I took this approach during my recent 6-month ANAT Playable Earth residency with Chris Fluke at the SmartSat CRC, Swinburne Centre for Astrophysics and Supercomputing, where ChatGPT 3 and 4 became invaluable companions in working out some approaches for working with Python, Google Colab and Unreal Engine 5 for data visualization of multi and hyperspectral satellite data. Prospectively combining this with deep learning approaches and in situ human interaction is an exciting prospect – add the capabilities of Unreal Engine, Cesium for Unreal, Omniverse and XR – well, so much to explore. I’ve covered this in some detail in my Playable Earth blog here and here.
Sometimes the best thing to do is to sit back for a while and let ideas percolate through the mind, which is what I’ve been doing for the last couple of months, whilst focusing on some other important things. But now it’s time to look again and see what’s developed over that time.
Of great interest is the oobabooga text-generation web UI, as it says on the box its “goal is to become the AUTOMATIC1111/stable-diffusion-webui of text generation.” Fantastic – this means that rather than relying on services like OpenAI ChatGPT, HuggingFace or Google Bard etc, it is possible for someone like me to start experimenting with locally installed LLMs that can run on my Nvidia RTX3090. I have a bunch installed already like GPT4ALL, privateGPT and others, and it’s been interesting to learn about LangChain and Vector Databases, BabyAGI and agents.
Agents are currently a step too far for what I want to do: I’m interested in IA (intelligence augmentation), not so much AI (artificial intelligence) – as part of my creative problem-solving toolset.
Which brings me to Unreal Engine.
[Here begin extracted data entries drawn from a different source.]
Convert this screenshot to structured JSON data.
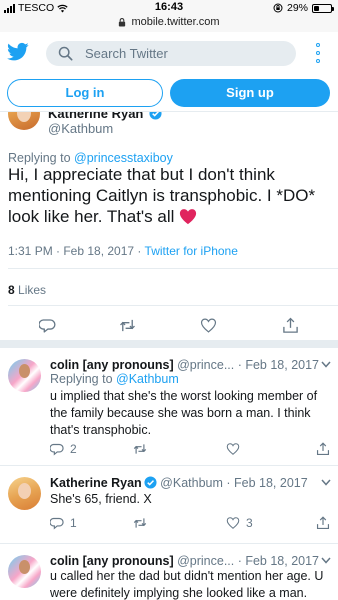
{
  "status_bar": {
    "carrier": "TESCO",
    "time": "16:43",
    "battery": "29%",
    "battery_level": 0.29
  },
  "url_bar": {
    "url": "mobile.twitter.com"
  },
  "header": {
    "search_placeholder": "Search Twitter"
  },
  "auth": {
    "login_label": "Log in",
    "signup_label": "Sign up"
  },
  "main_tweet": {
    "author_name": "Katherine Ryan",
    "author_handle": "@Kathbum",
    "replying_prefix": "Replying to ",
    "replying_to": "@princesstaxiboy",
    "text": "Hi, I appreciate that but I don't think mentioning Caitlyn is transphobic. I *DO* look like her. That's all",
    "timestamp": "1:31 PM · Feb 18, 2017 · ",
    "source": "Twitter for iPhone",
    "likes_count": "8",
    "likes_label": " Likes"
  },
  "replies": [
    {
      "name": "colin [any pronouns]",
      "meta": " @prince... · Feb 18, 2017",
      "replying_prefix": "Replying to ",
      "replying_to": "@Kathbum",
      "text": "u implied that she's the worst looking member of the family because she was born a man. I think that's transphobic.",
      "reply_count": "2"
    },
    {
      "name": "Katherine Ryan",
      "meta": " @Kathbum · Feb 18, 2017",
      "text": "She's 65, friend. X",
      "reply_count": "1",
      "like_count": "3"
    },
    {
      "name": "colin [any pronouns]",
      "meta": " @prince... · Feb 18, 2017",
      "text": "u called her the dad but didn't mention her age. U were definitely implying she looked like a man."
    }
  ],
  "colors": {
    "accent": "#1da1f2",
    "secondary_text": "#657786",
    "divider": "#e6ecf0"
  }
}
UE is huge and the documentation is huge too and sometimes it’s very tricky to find what you want and figure out how to solve a problem. So wouldn’t it be great to use an LLM to help? Well, yes, but ChatGPT’s knowledge cut-off in 2021 means it only covers up to UE4.26 and some announced features of UE5. BUT, with a local LLM of course one can train a local model through the magic of LoRA – an efficient and fairly rapid form of fine-tuning. Of course, I’m not alone in this thought and came across bublint’s ue5-llama-lora. Fantastic.
The upshot of this is that it should be possible to locally run a ‘programming’ LLM model like Meta’s recent codellama locally in the webUI, and fine-tune it using the LoRA approach and the bublint data, to create a fairly reliable UE5 programming oracle – exactly what I need!
I’ll update this page as I progress.